The first scream rang out before either of them saw it.

“Makes sense now.” Tokaresh growled dangerously.

Below them several metal maws burst from the rings into the basin that was Thromnblad and out of those maws poured orcs and goblins en masse with a few riding beasts that hadn't been seen for several Drugen generations, Wyvern.

“What the hell?!” Richette cried, it took all her self control to remember not to slam her fist down on something. “What the bleeding rings of hell?!”

“With Wyvern here we'll have to separate. Where should I drop you?” Tokaresh asked quickly.

Richette scanned the ant hill effect below them for a moment. “On that guy, the one with the long purple plume in his helm.”

Richette felt the click more than heard is as she disengaged from the clips on the saddle.

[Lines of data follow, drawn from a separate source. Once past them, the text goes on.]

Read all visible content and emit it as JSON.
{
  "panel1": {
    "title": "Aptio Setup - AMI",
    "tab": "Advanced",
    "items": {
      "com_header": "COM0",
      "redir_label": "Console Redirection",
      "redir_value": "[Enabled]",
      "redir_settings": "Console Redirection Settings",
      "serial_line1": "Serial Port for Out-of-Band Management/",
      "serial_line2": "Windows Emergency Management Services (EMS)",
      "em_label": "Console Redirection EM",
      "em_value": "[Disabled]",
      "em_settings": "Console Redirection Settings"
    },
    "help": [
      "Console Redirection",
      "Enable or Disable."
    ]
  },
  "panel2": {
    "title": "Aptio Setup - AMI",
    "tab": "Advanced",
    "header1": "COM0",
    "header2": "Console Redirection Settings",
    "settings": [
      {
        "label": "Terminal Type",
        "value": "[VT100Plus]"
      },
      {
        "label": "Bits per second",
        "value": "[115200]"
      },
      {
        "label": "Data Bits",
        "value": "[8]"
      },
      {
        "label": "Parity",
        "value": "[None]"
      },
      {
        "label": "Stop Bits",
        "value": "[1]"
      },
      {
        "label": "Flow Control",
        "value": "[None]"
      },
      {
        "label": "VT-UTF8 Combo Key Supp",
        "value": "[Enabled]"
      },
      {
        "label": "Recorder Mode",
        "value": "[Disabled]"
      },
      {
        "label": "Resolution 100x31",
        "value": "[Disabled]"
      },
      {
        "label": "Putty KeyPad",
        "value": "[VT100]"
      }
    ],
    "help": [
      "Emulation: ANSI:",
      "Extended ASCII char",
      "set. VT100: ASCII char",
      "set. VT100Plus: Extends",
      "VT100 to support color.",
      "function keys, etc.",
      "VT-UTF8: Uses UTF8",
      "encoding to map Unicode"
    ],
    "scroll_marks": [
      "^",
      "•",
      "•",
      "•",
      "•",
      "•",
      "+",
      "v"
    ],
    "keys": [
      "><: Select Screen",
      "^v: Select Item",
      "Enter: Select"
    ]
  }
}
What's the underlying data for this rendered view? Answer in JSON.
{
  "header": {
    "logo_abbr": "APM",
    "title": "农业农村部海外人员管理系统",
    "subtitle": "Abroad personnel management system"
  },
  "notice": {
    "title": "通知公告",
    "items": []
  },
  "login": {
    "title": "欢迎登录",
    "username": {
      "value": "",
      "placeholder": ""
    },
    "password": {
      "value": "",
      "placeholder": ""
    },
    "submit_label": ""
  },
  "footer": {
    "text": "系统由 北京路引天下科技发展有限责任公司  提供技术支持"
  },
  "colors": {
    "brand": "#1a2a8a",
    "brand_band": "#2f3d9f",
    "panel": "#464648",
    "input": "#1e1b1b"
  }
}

With a kind of grace and oneness that could only come from connected souls the golden dragon tucked his wings and rolled through the air sending the slight woman up and over his spiraling form. Richette fell like a stone her hands and arms spread wide palms out and fingers up. Air tore at her clothes, her eyes, her hair, and stole the breath straight out of her lungs. Slowly Richette brought her gloved hands down parallel with the quickly rising ground. Closing her gold brown eyes she sunk her arms and legs deep into the flow beyond in the space between. The Winding Works slowed her fall enough, just enough. Her eyes snapped open as she righted herself and braced. With a mighty crash and the crunch of breaking bone and compacting metal the Woman in fur lined, gold plated, armor crashed onto the orc like a comet. Displaced air rippled like an aftershock and blood sprayed in an impressive arc. There was a silent moment where all within sight of the oozing mas of meat and bone that lay in an amorphous bloody pile paused in sheer confusion.

A figure stood out of the gore with a wicked grin. With deliberate speed the woman unhooked the winged helm from her side and pulled it snug over her head. “Oi.” She called drawing a wickedly curved khopesh and fingering the hilt of another, smaller, curved blade at her hip. “You're trespassing.” She said with a growl.

There was an angry roar directed at her by the large, muscular, orc soldiers. They're smooshed snouts and protruding tusks that rose from their over large lower jaws retracted into vicious snarls. The goblins, rounder and softer with large Faern-like ears, shied away in contrast. Richette roared impressively in return.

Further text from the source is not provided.